L’un d’eux même, dans ce pays de misère, s’appelle encore — on dirait une dérision — la « rue des Argentiers, » et une lamentable petite chapelle à demi éventrée dans laquelle hurle presque toujours le vent de la tempête est restée « Notre-Dame de la joie » pour ces excellens marins bretons, toujours fidèles à leurs vieux souvenirs. De tous côtés, à perte de vue, des milliers de blocs noirâtres sur la grande lande pelée du plateau, au pied de la côte disloquée et à plusieurs kilomètres au large. Même pendant les plus beaux temps, les vagues brisent toujours contre tous les écueils ; et lorsque dans ses heures de colère l’Océan se déchaîne avec fureur, il couvre tout le pays de son écume. A quelques mètres au-dessus de la lande, s’étendent de longues traînées de véritables nuages chargés d’eau. Le ciel et la mer semblent se confondre. Dans le mugissement continu de la tempête, les coups de bélier détonent comme des roulemens de tonnerre dont on entend le grondement jusqu’à Quimper, à près de 30 kilomètres. C’est un magnifique spectacle de désolation.

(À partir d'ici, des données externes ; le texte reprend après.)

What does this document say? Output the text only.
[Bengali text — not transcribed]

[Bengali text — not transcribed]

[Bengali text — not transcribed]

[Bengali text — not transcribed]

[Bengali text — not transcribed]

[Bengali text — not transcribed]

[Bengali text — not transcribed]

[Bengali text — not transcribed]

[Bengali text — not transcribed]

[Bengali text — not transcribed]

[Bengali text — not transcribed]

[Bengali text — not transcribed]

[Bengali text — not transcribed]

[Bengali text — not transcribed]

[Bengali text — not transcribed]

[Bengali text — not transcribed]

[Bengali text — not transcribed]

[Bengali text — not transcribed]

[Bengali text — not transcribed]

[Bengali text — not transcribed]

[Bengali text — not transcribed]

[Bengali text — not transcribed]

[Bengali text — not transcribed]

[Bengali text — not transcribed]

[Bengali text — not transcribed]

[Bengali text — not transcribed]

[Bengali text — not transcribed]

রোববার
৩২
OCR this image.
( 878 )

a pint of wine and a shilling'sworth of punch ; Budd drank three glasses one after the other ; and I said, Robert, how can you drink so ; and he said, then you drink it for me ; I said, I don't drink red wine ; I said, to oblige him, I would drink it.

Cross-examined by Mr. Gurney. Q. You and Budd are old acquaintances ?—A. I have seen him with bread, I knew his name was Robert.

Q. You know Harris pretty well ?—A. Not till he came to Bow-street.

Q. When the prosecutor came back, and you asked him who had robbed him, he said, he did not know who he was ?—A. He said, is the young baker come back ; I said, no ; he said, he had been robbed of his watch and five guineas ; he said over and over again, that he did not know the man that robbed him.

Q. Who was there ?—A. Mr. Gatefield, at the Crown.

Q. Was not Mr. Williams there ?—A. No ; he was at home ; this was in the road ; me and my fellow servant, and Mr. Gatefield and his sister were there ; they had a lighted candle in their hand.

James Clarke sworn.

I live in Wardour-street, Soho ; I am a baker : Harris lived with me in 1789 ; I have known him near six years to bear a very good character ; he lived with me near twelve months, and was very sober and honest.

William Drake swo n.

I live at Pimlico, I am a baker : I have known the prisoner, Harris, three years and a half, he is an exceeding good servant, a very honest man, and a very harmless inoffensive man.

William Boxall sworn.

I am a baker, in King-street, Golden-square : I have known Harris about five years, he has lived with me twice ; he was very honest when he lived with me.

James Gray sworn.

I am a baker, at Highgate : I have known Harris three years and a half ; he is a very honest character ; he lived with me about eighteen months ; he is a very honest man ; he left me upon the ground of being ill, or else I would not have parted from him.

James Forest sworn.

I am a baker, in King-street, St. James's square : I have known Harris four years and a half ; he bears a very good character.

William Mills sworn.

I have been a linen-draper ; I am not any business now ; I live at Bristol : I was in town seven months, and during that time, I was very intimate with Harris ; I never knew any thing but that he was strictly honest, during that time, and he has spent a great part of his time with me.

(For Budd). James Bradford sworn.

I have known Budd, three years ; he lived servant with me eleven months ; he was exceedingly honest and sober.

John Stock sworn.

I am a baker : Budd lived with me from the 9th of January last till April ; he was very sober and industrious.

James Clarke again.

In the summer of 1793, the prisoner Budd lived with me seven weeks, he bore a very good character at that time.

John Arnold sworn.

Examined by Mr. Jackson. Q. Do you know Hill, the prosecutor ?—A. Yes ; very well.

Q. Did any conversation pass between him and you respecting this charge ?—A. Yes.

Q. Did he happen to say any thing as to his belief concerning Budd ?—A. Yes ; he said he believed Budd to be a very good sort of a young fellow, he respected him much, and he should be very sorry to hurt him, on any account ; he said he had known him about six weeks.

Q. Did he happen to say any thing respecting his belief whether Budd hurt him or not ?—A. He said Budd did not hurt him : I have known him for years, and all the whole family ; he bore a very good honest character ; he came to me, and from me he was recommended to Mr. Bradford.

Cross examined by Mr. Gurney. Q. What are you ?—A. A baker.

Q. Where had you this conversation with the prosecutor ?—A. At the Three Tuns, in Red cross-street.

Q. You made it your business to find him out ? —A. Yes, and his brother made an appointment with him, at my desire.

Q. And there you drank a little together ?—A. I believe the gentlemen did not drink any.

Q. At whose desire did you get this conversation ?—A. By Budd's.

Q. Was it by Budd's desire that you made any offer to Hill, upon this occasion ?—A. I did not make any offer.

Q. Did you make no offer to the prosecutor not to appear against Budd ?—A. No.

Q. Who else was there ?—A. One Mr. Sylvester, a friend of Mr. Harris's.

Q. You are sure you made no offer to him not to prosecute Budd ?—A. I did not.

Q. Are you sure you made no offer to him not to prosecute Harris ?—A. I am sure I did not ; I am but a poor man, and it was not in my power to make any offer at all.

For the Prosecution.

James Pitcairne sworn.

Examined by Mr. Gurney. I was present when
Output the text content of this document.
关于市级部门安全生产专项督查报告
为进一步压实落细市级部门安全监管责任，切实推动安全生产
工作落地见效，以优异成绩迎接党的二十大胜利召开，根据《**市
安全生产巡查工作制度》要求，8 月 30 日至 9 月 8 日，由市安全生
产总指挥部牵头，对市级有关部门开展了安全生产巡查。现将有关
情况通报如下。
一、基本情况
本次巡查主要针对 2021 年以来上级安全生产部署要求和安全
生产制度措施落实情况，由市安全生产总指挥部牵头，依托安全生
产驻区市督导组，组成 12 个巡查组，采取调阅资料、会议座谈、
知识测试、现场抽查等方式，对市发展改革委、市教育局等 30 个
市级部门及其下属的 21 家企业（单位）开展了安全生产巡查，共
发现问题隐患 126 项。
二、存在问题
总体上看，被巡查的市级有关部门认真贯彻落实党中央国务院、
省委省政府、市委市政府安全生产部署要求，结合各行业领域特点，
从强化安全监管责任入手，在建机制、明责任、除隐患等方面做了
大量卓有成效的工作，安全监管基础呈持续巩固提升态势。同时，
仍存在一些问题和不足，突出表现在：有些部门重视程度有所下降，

Les pêcheurs de Penmarc’h sont des vaillans ; ils ont réellement une âme de fer et, malgré les dangers de tous les jours, Kérity et Guilvinec sont deux petits ports de pêche très animés. On y fait même le commerce de la soude de varech, en recueillant les algues que les vagues jettent à la côte, ou en les arrachant sur les écueils qu’ils découvrent à basse mer. Ce serait réellement un acte d’humanité et de justice que de créer un abri sérieux sur cette côte inhospitalière, et de reprendre le projet de port de relâche et de secours dont il avait été question il y a déjà plus d’un demi-siècle, et qui aurait depuis rempli bien souvent son œuvre de salut.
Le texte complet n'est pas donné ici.